NTTぷららは定額無制限プランの受付開始後、SIMカードのみの新規受付を一時停止。しかしすぐにSIMカードのみの新規受付を再開し、最終的には定額無制限プラン以外も含めて全プランで一時受付停止に至った。ユーザーとしてこうした流動的な対応にはやや不安を感じる部分はあるものの、容量無制限のプランはWiMAX/WiMAX 2+以外では貴重な選択肢。同社の試みを今後も応援したい。
日本通信は、主に訪日外国人向けサービスとして「PAYG SIM」の提供を開始した。有効期間は7日間で、国内&国際通話が60分、データ通信が3Gバイトまで利用できる。価格は9980円で、ヨドバシカメラや日本通信のWebサイトで販売されている。
PAYG SIMの最大の特長は音声通話にも対応している点で、国内の訪日外国人向けプリペイドSIMカードで音声通話が可能なサービスはPAYG SIMが初。7日間で9980円と安価ではないが、国内&国際通話が60分間使えるのは、日本で音声通話を使いたい旅行者にとっては貴重なサービスと言える。
なお、同サービスは日本人であっても申し込みが可能で、海外に常駐している日本人の一時帰国中の通信手段としても使うこともできる。ただし、アクティベーションの際には、「日本国内への上陸許可日から90日以内の入国スタンプ」を画像で送信する必要があるため、出入国を自動化ゲートで行っている場合は、日本入国の際にスタンプをもらうことを忘れないように注意したい。
そのほか、既存のプリペイドSIMサービスの取扱いカ所も拡大している。ソネットが提供するプリペイドSIM「Prepaid LTE SIM」は、京都駅前の京都駅前市バス・地下鉄案内所およびコトチカ京都駅・地下鉄案内所のほか、羽田空港国際線ターミナルのテレコムスクエアのカウンターでの取扱いを新たに開始した。

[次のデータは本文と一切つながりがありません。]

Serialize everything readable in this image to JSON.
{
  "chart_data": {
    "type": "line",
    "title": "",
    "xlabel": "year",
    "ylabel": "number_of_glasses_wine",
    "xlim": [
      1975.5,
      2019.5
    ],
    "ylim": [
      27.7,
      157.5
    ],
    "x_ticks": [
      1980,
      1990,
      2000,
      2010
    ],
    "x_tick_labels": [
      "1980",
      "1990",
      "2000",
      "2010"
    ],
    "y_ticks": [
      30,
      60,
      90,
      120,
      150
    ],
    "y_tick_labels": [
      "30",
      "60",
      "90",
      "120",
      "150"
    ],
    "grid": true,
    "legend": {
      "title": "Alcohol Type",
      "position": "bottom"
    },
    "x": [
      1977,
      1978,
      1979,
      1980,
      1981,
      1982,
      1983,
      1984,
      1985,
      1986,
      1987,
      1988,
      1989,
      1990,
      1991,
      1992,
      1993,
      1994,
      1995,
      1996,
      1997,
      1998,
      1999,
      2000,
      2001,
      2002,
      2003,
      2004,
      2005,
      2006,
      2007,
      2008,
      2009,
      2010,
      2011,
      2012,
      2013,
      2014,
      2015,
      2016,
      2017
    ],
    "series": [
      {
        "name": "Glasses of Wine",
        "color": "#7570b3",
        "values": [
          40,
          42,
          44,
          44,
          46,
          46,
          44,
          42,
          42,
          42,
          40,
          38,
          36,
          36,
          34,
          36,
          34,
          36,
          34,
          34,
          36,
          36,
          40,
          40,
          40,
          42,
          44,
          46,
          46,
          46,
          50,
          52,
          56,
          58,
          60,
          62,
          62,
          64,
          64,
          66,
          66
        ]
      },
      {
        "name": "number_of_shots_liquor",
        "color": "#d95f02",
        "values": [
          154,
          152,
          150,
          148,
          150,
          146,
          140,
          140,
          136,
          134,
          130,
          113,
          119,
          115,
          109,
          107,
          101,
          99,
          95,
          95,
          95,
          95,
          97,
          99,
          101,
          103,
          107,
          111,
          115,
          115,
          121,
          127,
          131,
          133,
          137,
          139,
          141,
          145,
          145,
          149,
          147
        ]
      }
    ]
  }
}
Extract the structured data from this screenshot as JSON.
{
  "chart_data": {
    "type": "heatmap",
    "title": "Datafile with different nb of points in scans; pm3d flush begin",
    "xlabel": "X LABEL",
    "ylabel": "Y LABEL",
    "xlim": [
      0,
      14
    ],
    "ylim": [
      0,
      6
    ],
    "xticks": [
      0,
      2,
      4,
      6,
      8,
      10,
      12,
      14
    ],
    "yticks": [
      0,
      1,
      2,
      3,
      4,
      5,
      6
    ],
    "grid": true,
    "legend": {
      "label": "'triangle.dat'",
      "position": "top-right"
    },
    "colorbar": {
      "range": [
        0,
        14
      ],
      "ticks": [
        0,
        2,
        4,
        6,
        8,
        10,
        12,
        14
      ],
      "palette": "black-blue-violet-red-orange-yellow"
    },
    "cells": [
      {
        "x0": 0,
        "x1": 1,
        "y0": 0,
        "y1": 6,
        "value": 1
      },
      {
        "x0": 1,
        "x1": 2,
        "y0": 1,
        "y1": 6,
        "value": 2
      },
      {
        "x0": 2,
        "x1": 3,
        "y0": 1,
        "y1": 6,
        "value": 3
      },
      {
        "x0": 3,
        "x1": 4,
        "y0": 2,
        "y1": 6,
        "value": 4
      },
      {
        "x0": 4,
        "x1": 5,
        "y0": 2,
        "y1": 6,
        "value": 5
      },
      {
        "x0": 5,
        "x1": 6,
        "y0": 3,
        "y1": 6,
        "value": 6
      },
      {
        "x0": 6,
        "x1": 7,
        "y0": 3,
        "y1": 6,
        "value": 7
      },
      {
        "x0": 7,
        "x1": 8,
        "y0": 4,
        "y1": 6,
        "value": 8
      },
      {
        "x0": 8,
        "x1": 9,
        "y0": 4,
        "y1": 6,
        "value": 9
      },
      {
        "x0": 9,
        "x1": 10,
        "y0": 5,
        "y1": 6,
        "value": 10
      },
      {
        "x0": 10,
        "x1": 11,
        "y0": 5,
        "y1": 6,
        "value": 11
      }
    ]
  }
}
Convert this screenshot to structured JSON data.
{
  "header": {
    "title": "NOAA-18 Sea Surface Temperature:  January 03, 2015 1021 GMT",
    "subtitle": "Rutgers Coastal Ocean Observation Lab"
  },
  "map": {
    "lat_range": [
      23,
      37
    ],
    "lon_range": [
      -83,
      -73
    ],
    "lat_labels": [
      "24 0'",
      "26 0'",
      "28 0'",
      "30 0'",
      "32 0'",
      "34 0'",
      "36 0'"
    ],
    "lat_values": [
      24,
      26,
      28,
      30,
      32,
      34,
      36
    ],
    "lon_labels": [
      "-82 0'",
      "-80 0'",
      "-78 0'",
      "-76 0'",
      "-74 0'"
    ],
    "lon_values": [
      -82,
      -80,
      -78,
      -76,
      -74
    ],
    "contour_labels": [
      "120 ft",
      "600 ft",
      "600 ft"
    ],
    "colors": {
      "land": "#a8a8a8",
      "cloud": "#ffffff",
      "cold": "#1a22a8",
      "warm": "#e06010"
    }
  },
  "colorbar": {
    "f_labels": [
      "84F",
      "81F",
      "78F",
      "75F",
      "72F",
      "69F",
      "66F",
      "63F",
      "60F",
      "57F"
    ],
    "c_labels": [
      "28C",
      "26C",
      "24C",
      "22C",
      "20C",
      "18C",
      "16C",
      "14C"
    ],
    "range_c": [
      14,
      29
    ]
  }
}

このSIMカードは4月の販売開始以降、徐々に取扱い店舗を増加させており、9月16日時点では新千歳空港、成田空港、羽田空港、富山空港、富士山空港、関西国際空港の6空港にて販売されているほか、東京駅や京都駅などの主要なターミナル駅でも販売。取扱い店舗の多さでは他のプリペイドSIMカードよりも優位な状況にある。
プリペイドSIMカード以外では、ドコモが公衆無線LAN「docomo Wi-Fi」の訪日外国人向けサービス「docomo Wi-Fi for visitor」を開始した。2015年3月31日までの期間限定で、料金プランは1週間が972円、3週間で1404円。プリペイドSIMの新登場や販路の拡大に加えて、Wi-Fiサービスの拡大など、訪日外国人向けの通信サービスは2014年に入って急速に多様化している。